Expanding U.S. trade with East and Southeast Asia offers a potentially lucrative new market for local Maryland firms, while the region could benefit by courting more Asian direct investment, a local Asia expert has told a group of Montgomery and Prince George's County businessmen.

Washington lawyer Carl J. Green, a member of the board of directors of the Pan-Pacific Community Association, which promotes Pacific-nation trade, told a business luncheon group in Bethesda Friday to look to Japan as "the largest and most exciting market in Asia." He added that Korea and China have been moving toward liberalizing trade with more favorable tax laws and foreign investment codes.

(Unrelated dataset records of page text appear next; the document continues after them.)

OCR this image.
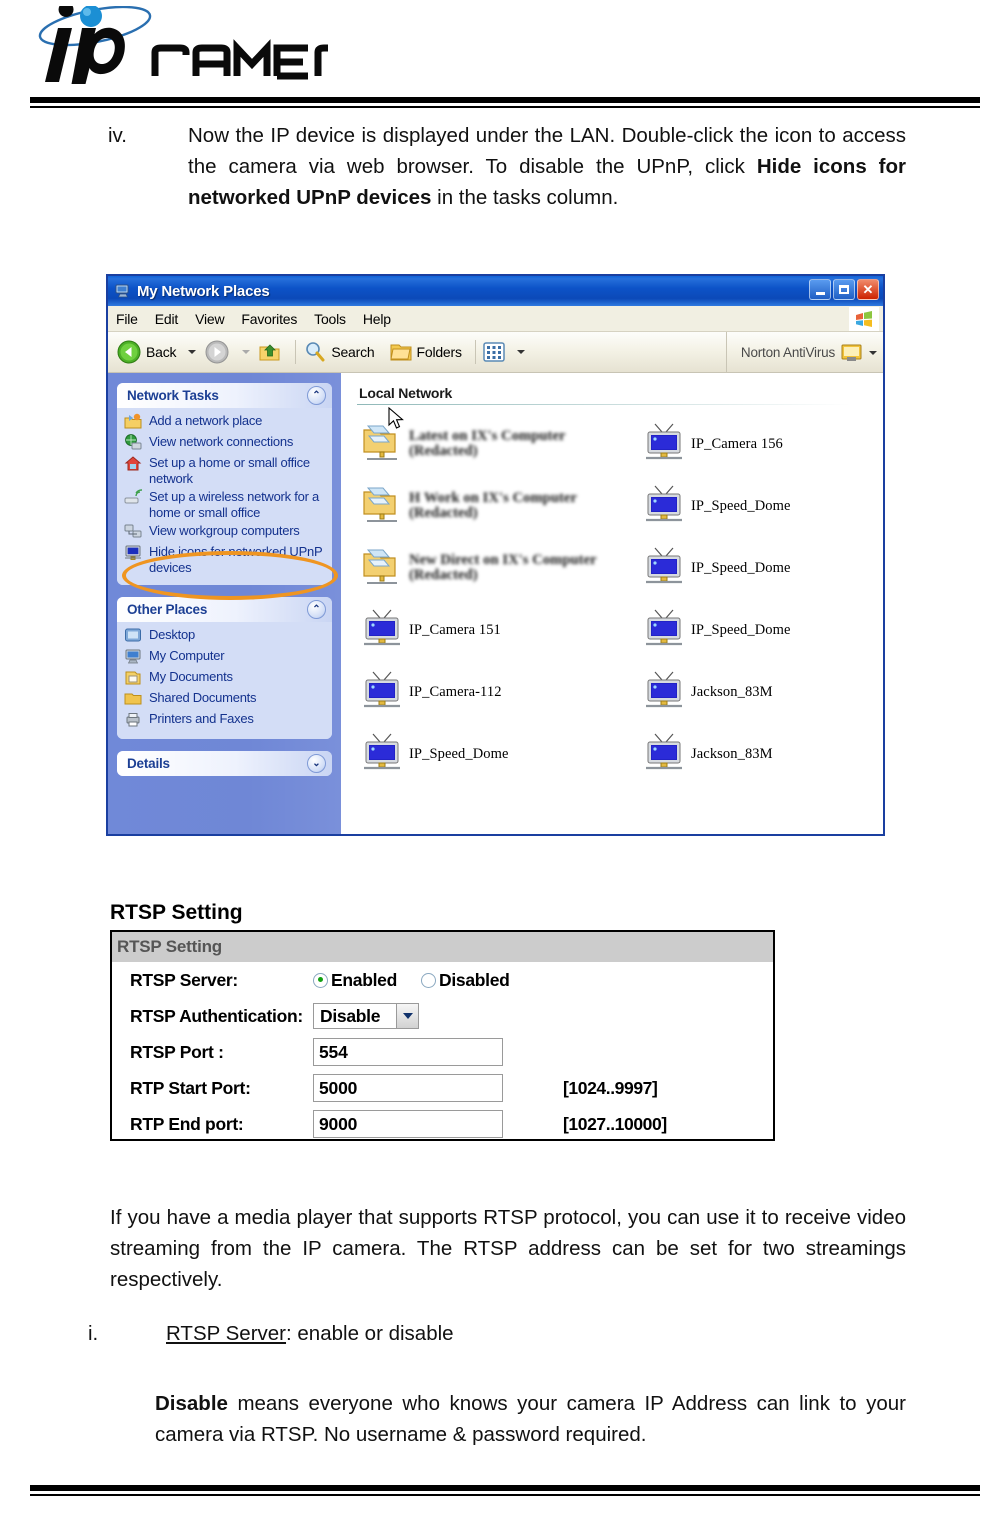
iv.	Now the IP device is displayed under the LAN. Double-click the icon to access the camera via web browser. To disable the UPnP, click Hide icons for networked UPnP devices in the tasks column.
My Network Places	✕
File Edit View Favorites Tools Help
Back	Search	Folders	Norton AntiVirus
Network Tasks	⌃
Add a network place
View network connections
Set up a home or small office network
Set up a wireless network for a home or small office
View workgroup computers
Hide icons for networked UPnP devices
Other Places	⌃
Desktop
My Computer
My Documents
Shared Documents
Printers and Faxes
Details	⌄
Local Network
Latest on IX's Computer (Redacted)	IP_Camera 156
H Work on IX's Computer (Redacted)	IP_Speed_Dome
New Direct on IX's Computer (Redacted)	IP_Speed_Dome
IP_Camera 151	IP_Speed_Dome
IP_Camera-112	Jackson_83M
IP_Speed_Dome	Jackson_83M
RTSP Setting
RTSP Setting
RTSP Server:	Enabled Disabled
RTSP Authentication: Disable
RTSP Port :	554
RTP Start Port:	5000	[1024..9997]
RTP End port:	9000	[1027..10000]
If you have a media player that supports RTSP protocol, you can use it to receive video streaming from the IP camera. The RTSP address can be set for two streamings respectively.
i.	RTSP Server: enable or disable
Disable means everyone who knows your camera IP Address can link to your camera via RTSP. No username & password required.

Green told the group, the 65-member Suburban Maryland International Trade Association (SMITA), that Asia is rapidly overtaking Western Europe as America's largest trading partner, with Japanese trade now reaching $60 billion each year. He cautioned that the new relationship is not without "a great deal of friction"--including a rising tide of protectionism--brought on by worldwide recession, unemployment in this country and a growing trade deficit.

The two Maryland counties bordering Washington--particularly Montgomery, with its concentration of high-technology industries--stand to benefit by exploiting the Asian markets. "When the high-technology firms expand their markets overseas," said SMITA founding member Duc Duong of Montgomery's Office of Economic Development, "then they expand their facilities here, and employ more local people."

On the other hand, Duong said Montgomery is trying to take advantage of the increased Asian investment here by courting major Asian firms and touting Montgomery as a place to do business. "We are aggressively trying to get foreign companies to invest here," said Duong, who added that Montgomery hoped to announce within a month "a major investment by a major Japanese firm in the biomedical field."

Prince George's has been courting foreign investment less actively, leaving it mostly to the state government to market suburban Washington as a plum site for foreign investment.